Usai pertemuan tersebut, saya sudah tak lagi bertemu Radhar. Saya pindah ke Bandarlampung, bekerja sebagai koresponden RCTI. Beberapa kesempatan bertemu dengan kawan-kawan dari Palembang, Radhar selalu menitipkan salam buat saya. Tapi kami belum juga ada kesempatan bertemu, sampai akhirnya beliau wafat, Kamis malam, 22 April 2021 bertepatan di bulan suci Ramadhan.

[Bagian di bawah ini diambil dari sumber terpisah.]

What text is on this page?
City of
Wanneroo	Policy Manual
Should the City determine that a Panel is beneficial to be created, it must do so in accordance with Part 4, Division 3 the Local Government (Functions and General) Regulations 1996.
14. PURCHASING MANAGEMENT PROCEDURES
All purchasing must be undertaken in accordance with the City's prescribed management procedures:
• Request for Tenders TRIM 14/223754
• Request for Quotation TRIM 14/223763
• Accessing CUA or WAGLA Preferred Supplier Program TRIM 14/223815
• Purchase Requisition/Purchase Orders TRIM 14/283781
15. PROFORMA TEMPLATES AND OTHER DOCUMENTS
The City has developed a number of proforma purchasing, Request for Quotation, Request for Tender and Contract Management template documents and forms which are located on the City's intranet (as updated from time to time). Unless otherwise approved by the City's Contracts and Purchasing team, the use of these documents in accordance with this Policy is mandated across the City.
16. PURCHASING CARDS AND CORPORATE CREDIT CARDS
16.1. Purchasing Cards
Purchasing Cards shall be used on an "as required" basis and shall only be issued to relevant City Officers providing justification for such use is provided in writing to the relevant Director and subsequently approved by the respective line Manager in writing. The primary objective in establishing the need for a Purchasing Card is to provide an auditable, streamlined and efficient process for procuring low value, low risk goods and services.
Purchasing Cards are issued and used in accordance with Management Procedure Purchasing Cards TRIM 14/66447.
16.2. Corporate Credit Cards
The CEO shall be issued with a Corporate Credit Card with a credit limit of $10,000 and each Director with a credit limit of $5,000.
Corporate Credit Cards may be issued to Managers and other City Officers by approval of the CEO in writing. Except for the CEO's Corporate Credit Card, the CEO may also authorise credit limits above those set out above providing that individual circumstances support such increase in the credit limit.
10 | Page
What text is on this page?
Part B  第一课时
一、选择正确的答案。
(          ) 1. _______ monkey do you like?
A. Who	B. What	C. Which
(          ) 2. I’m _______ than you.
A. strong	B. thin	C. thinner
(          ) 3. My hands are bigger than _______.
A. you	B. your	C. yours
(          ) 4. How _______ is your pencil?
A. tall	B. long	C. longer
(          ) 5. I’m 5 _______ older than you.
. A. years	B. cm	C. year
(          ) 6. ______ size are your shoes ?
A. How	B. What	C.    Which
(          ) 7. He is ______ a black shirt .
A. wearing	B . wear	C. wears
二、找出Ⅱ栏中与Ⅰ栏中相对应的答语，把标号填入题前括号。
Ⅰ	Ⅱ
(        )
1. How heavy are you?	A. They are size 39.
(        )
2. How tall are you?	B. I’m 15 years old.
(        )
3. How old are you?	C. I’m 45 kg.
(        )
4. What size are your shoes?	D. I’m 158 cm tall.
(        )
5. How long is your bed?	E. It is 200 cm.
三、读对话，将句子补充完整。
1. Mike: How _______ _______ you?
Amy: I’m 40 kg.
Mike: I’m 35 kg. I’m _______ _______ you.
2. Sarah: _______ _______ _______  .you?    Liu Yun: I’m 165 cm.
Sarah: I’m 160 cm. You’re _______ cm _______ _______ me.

Berikut saya tampilkan beberapa
puisi Radhar Panca Dahana dari kumpulan puisi Lalu Waktu (1994).
Pulang
hujan sedari tadi belum berhenti
kenapa merpati terbang sendiri
kuyup basah tidak perduli
sudah berapa pagi,
tak mau juga ia menepi.
apa yang kau cari?
kabar kekasihkah menyertai
atau sekedar ingin kembali?
tahukah kamu, di sini
seumur hujan ia menanti
1987
Catatan Kaki Sehabis Demonstrasi
aku melihat diam
tak seorang saja
tapi satu bangsa
kulihat batu
padahal manusia
menunggu waktu
padahal sia sia
di ini negeri apa pun boleh terjadi
tapi jangan sebut revolusi,
siapa pun pahlawan ngeri. mimpi saja tak
berani
mereka capek dikibuli, dikebal sakit
hati
kubasuh kaca lensa, kuhapus kata
berikutnya
dan kutulis cerita: “aku melihat bisu
berjuta juta kamu berjuta juta aku.”
1987
Perjalanan
inilah arti banyak dari satu kata
laknat: saat.
inilah halte kehidupan, konstanta
peradaban, partikel
sebuah perjalanan; semua tumbuh sendiri
semua rusak
sendiri, untuk akhirnya mati. (dan
saat mengalir di situ).
inilah arti banyak dari perjalanan yang
tak mampu kita
hentikan. biang keladi semua yang tak
terelakkan.
tak pernah aku percaya jika hanya Tuhan
dan kematian
bisa meluputkan kita darinya.
tapi, inilah arti banyak jika hidup dan
peradaban baru
dari sejarah yang terbelenggu, akan kita
rapikan.
dengan segenap kemurnian, tanpa lagi
campur tangan
raksasa perusak itu. dan cuma ini
jawabku,
“kalahkan waktu!”
1985
Pembunuhan Kopi di Pagi Hari
andaikata
kuregang badan sekujur waktu, tetap saja tak kutemukan kau di situ. sejak lama
sudah, kecewa ini kupelihara, seperti lumut menyelimuti batu. aku tak pernah
sia-sia, walau sekali lagi, sekali lagi, melulu kekalahan kurayakan.
secangkir
kopi panas yang kuhirup pagi dini sekali, menyodorkan kangen yang selalu datang
di permukaan peruntunganku; kapan aku bisa memenangkan kejuaraan yang tak
pernah dipertandingkan? kangen yang selalu mengingatkan bahwa kau masih ada.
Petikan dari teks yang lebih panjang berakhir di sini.